# Weed Burner: What a tool!



## OldCootHillbilly (Jul 9, 2010)

I got a lp weed burner, turbo on it an the works. Used em fer years. This one puts out upta 5 million btus on full turbo.

Well yeah I use it ta burn weeds, start fires in the wood stove er fire ring, melt ice on the drive way an deck, I've used it ta burn out the drum fer the UDS, aimed it inta a small drum an used it fer a shop heater, melted in patch's fer the blacktop driveway an last Christmas we even used it ta fry the turkey cause the turkey fryer wen't down.

Well, as many of yall read, the boy buried his truck in a huge snow drift last night, wen't down taday an pulled it out, wouldn't start, the entire engine compartment was full a snow so figure the starter was froze. Pulled it home an got out.............Yup, the weed burner! Carefully melted out most a the snow from underneath, bein carefull a hoses an other flamable things. He jumped in a she fired right up! Leavin it run fer a bit ta dry everthing out.

They sure be a handy tool!


----------



## mmszbi (Nov 14, 2009)

Yep, them weed burners are great for a multitude of tasks. I had a small unit that hooked up to a 1lb cannister of Propane, used to use it to melt ice and snow out of truck and trailer brakes when I used to drive in AK. Frozen brakes are a real PITA, and the small burner made short work of them.


----------



## *Andi (Nov 8, 2009)

OH CRAP!:lolsmash:

Then the firefighter side of me had to say ... 

Stay safe!


----------



## NaeKid (Oct 17, 2008)

I have a heat-gun for doing that kind of thing. I use it to shrink-wrap electrical connections, hot-wax my skis and snow-board, form PVC-pipe, etc ... 

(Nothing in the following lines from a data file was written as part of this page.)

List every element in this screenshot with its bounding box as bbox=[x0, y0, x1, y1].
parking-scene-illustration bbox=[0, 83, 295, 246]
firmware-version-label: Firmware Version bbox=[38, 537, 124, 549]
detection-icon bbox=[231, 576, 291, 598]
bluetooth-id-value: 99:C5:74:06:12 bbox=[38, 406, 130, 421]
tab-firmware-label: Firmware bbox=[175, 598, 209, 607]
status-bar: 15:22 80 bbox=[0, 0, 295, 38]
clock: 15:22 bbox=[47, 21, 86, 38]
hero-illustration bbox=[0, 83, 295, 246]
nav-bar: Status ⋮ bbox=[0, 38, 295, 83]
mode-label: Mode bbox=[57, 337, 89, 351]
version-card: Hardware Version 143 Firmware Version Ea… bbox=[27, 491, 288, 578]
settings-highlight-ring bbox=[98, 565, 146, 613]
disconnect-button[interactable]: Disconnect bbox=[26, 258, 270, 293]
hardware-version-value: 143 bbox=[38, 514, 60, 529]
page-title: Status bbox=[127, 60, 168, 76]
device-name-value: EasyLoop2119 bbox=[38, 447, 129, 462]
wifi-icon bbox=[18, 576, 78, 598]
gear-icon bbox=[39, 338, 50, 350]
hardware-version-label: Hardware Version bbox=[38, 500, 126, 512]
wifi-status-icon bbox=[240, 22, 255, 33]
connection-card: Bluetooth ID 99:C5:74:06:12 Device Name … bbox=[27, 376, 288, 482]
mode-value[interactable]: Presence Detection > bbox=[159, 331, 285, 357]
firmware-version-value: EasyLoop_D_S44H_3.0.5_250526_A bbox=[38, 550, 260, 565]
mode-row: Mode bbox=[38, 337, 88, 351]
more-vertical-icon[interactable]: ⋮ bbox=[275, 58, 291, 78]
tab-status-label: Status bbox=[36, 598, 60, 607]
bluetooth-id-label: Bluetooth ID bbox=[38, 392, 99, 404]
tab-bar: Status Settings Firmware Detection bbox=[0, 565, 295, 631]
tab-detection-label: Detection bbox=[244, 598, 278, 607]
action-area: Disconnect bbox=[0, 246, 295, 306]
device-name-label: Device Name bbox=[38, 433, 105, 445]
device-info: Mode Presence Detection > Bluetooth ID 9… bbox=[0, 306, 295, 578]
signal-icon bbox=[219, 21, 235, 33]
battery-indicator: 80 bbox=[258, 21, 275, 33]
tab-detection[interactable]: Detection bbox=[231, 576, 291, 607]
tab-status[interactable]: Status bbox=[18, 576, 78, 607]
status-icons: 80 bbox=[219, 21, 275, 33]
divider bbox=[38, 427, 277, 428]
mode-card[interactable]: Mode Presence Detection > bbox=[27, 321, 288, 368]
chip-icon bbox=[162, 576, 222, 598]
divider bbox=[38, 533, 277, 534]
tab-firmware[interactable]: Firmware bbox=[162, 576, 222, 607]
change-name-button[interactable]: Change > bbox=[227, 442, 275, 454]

On low-heat it is rated to pump-out about 575°F and high-heat is supposed to reach 900°F ... perfect for warmin' oil in an oil-pan ..


----------



## nj_m715 (Oct 31, 2008)

DIY $300 WVO Home Heating Oil Pressure Conversion - Topic Powered by Social Strata

I'm pretty sure I posted this here b4, but this is my weed burner and it even keeps my house warm.


----------



## Frugal_Farmers (Dec 13, 2010)

Heck you can even use it to fill a hot air balloon or use it for close quarter defense.


----------